Background
By running standard genotype calling tools, it is possible to accurately identify the number of “wild type” and “mutant” alleles for each single-nucleotide polymorphism (SNP) site. However, in the case of two heterozygous SNP sites, genotype calling tools cannot determine whether “mutant” alleles from different SNP loci are on the same chromosome or on different homologous chromosomes (i.e. compound heterozygote). In many cases, the latter can cause loss of function while the former is healthy; therefore, it is necessary to identify the phase (or diplotype) – the copies of a chromosome on which the mutant alleles occur – in addition to the genotype. Identifying phase information for an individual is important in biomedical studies due to disease association of complex haplotype effects such as compound heterozygosity, as well as matching donor and host in organ transplantation.

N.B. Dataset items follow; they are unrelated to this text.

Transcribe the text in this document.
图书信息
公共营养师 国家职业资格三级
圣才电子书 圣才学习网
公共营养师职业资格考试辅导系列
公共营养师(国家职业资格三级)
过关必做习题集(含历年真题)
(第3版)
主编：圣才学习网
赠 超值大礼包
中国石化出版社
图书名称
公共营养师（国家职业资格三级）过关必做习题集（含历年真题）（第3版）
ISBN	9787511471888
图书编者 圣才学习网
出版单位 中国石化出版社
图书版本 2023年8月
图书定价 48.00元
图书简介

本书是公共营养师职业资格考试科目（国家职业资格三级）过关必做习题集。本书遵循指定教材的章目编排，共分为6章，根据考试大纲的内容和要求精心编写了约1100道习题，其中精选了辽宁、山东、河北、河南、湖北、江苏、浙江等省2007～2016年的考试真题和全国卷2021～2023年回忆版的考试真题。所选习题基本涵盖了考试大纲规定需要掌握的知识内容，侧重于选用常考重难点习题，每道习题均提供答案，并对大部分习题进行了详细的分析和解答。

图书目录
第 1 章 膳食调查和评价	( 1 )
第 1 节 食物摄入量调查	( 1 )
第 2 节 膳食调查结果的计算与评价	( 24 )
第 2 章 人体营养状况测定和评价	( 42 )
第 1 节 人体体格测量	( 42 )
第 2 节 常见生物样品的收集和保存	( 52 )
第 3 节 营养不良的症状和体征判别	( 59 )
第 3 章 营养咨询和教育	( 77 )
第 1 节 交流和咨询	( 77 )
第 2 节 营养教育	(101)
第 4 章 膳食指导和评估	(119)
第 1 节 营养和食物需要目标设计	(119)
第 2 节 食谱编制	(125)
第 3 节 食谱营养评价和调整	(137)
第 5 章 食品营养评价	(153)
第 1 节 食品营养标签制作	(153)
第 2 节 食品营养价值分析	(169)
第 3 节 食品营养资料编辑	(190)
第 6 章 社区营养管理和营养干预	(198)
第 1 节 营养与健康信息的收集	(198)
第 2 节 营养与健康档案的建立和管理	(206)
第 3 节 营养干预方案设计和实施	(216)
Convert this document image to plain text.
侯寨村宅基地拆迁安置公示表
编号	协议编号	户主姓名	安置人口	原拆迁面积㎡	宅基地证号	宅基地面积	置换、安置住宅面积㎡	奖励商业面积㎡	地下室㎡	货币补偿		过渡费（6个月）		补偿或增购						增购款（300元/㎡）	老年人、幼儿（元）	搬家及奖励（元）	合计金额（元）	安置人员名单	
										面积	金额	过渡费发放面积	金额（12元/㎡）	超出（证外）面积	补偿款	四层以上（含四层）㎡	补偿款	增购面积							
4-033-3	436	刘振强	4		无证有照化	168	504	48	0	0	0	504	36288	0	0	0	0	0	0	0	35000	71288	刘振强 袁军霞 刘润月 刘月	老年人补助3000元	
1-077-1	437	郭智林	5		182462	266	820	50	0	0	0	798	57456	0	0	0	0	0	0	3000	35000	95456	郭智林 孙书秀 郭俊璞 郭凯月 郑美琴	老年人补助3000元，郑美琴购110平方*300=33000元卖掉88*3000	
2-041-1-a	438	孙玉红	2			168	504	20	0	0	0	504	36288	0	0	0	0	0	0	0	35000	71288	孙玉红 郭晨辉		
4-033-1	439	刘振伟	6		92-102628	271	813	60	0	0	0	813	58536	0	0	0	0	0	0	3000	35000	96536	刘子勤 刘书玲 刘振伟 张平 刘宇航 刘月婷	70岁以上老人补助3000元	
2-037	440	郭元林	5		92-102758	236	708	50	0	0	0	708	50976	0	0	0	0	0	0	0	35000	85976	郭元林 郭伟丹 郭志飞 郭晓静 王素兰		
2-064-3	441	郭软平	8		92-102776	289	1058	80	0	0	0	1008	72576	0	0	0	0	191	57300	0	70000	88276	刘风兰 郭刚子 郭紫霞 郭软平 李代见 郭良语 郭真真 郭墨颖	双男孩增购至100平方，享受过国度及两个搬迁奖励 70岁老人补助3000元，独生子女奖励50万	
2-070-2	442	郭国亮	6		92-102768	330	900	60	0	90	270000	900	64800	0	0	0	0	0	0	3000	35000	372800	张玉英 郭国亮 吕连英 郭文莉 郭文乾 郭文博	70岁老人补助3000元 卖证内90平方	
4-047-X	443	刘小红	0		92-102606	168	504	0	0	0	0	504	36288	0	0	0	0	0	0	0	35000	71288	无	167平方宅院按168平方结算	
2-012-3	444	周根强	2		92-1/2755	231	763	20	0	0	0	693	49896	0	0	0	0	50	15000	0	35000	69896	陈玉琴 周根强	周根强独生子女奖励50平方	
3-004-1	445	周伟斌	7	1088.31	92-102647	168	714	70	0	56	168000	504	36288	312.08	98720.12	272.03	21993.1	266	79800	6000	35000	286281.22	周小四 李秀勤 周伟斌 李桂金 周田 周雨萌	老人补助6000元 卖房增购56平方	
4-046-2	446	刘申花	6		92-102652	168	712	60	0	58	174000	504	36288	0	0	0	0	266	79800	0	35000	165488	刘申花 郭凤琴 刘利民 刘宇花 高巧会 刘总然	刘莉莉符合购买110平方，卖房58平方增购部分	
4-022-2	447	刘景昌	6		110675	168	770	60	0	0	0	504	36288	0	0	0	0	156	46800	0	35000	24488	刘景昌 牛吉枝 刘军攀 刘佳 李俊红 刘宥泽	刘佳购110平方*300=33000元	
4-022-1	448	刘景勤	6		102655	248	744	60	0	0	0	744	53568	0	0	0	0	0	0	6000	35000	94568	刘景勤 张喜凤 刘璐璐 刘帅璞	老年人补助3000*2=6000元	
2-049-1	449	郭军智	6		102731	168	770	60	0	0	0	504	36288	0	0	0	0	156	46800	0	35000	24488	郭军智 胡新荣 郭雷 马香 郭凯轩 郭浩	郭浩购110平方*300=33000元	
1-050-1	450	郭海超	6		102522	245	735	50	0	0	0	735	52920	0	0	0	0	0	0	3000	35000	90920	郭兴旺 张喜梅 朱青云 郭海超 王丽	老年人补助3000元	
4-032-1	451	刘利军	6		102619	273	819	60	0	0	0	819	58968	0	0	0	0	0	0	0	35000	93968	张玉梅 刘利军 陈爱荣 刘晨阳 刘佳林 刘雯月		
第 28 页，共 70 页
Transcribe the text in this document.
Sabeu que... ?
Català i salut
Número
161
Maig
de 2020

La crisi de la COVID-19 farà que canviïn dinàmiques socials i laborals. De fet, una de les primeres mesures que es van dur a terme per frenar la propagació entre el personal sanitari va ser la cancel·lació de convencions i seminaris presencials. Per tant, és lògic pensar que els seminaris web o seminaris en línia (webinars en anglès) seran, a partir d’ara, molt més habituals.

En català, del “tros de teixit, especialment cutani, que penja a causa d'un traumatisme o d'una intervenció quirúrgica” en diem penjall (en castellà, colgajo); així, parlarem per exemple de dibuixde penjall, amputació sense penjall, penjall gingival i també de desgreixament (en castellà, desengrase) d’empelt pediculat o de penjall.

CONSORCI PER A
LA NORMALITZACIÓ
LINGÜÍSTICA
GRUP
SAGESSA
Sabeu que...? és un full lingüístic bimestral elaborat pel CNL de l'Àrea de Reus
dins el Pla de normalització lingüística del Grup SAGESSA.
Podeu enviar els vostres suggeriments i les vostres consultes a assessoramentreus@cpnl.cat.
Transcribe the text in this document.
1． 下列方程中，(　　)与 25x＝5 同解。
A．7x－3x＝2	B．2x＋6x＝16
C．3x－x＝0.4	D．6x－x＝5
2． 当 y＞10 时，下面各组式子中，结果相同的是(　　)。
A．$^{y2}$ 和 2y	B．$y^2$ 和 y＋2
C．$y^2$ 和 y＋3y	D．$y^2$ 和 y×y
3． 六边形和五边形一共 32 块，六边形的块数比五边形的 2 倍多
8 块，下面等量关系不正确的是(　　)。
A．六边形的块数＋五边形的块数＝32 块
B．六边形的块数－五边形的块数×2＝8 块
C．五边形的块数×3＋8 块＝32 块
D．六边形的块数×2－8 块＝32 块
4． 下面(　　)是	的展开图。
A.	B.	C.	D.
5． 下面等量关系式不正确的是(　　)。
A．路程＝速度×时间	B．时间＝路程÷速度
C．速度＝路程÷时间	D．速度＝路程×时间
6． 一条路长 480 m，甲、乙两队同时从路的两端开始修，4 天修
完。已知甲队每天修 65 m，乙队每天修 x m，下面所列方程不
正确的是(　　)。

As more sequencing data becomes available, we seek to design efficient algorithms to obtain accurate and comprehensive phase information directly from transcriptomic, as well as the commonly-used genomic, NGS read data. Transcriptome sequencing data differs from genomic read data in that genes often have differential haplotypic expression [3] (expression bias between the maternal and paternal chromosomes of a particular gene). We are able to leverage this asymmetry to increase the number of SNPs of an individual that can be phased.
Method
We develop the first method for solving the haplotype reconstruction problem using differential allele-specific expression (DASE) information within RNA-seq data. We follow the intuition that DASE in the transcriptome can be exploited to improve phasing power because SNP alleles within maternal and paternal haplotypes of a gene are present in the read data at (different) frequencies corresponding to the differential haplotypic expression (DHE). To solve this haplotype reconstruction problem, we introduce a new maximum-likelihood formulation which takes into account DASE (generalizing that from HapTree [2]) and is thus able to newly exploit reads covering only one SNP. This formulation results in a novel integrative algorithm, HapTree-X, which determines a haplotype of maximal likelihood based on both RNA-seq and DNA-seq read data.
Results
To measure phasing accuracy and assess theoretical accuracy bounds, we define concordant expression to be when the DASE of a SNP agrees with the DHE of the gene to which the SNP belongs; that is when the majority allele (allele present in the majority of the reads overlapping the SNP locus) is in agreement with the expected majority allele as determined by the DHE. We show that under realistic biological assumptions, the solution of maximal likelihood is, intuitively, that which has concordant expression at each SNP locus. Furthermore, we show that the theoretical probability of concordant expression increases exponentially with the coverage level.
We compare the accuracy of phasing (along with the total number of SNPs phased and phased block sizes) DNA-seq and RNA-seq datasets from NA12878 using HapTreeX to that of HapCut [1]. Our results indicate that incorporating DASE information into haplotype phasing increases the total number of SNPs phased, without increasing the switch error rate (with respect to the trio-phased gold-standard annotation). Furthermore, HapTree-X reduces the total number of phased blocks while increasing their overall sizes. Our work shows for the first time that RNA-seq data can be used as a complement to DNA-seq data to improve phasing.